Наш неблагой вздыхает, смиряясь, что какую-то часть сущего понять не в состоянии, как бы ни старался, сколько бы сил ни прикладывал. Большая часть этого непознаваемого сущего, мой Дей, заключена именно в тебе. И вот теперь ты раздуваешься от гордости! Ха! Я тебя подловил! Подловил! Да! А ты попался! Ай-ай! Только не за хвост!

Ладно-ладно, мой хваткий волк, я тоже попался.

За уютными ветками ели наконец устанавливается тишина, которая бывает только после отгремевшего ненастья: сама природа, весь лес, весь видимый мир испытывает облегчение, пережив свое содрогание. Осторожно начинают копошиться грызуны, подают голоса птицы, стучит дятел, осыпается мягкими шапками с веток снег.

Вот это Бранн различает — острые ушки дергаются вслед за звуками, наверное, мой волк, наш неблагой уже освоился в мире обыкновенных звуков, никак не связанных с магией, волшебством, одушевлением созданий, темным шепотом злых лесов или волн.

Можно отправляться в путь!

Раздвинутые лапы ели опрокидывают на вас маленькие сугробы, в том числе и за шиворот, отчего Бранн тоненько вскрикивает и вжимает голову в плечи, спасая нежную шею, а ты, мой Дей, довольно фыркаешь, встряхиваясь всем телом. Настоящая снежная зима заметает владения Дома Волка.

Не то чтобы причина её раннего прихода была радостной, да, мой волк, но зима ваше время, отчаянные, воющие на луну создания.

Мысли об Алиенне заставляют вспомнить и о цвете папоротника, однако цветок ни капли не увял за все время вашего путешествия, алые теплые волны расходятся от него в стороны, они стали привычным ощущением, поэтому теряются на фоне всех и всяческих треволнений.
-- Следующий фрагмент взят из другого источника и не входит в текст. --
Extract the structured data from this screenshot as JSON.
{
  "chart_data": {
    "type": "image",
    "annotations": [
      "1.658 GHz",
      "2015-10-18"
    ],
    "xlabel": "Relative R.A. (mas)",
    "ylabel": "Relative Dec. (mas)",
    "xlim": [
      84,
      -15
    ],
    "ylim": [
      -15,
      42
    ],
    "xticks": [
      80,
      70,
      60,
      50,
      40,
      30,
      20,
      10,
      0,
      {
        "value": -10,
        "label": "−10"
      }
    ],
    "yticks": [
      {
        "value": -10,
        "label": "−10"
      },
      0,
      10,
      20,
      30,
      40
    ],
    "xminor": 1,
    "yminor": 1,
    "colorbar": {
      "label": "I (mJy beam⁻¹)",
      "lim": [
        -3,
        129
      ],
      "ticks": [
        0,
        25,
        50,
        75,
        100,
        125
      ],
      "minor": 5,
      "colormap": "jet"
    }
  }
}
Магия цветка не угасла, наоборот, как будто выросла или вернулась, возможно, волшебному цветку тоже приятно приближаться к своей цели.

Ну не вздыхай так, мой волк, а то на тебя уставится пристально не только Шайя! Но и Бранн. А когда он смотрит пристально, то довольно сильно напоминает своего неблагого деда, помнишь такого? Да, круглые желтые глаза, забавные манеры… Тебе показалось, что они забавные? Ну, пусть будут забавные, мой волк!

Фух, кажется, отвлекся.

Волнение моего Дея не приведет ни к чему хорошему — он может вспомнить то, что придумал себе про Алиенну сам. А если он опять нырнет в мысли о собственной ненужности в глазах нашей любящей и любимой госпожи, то может уйти на слишком большую глубину, из которой его не вытрясет наш неблагой и не поднимет уже никакая боль.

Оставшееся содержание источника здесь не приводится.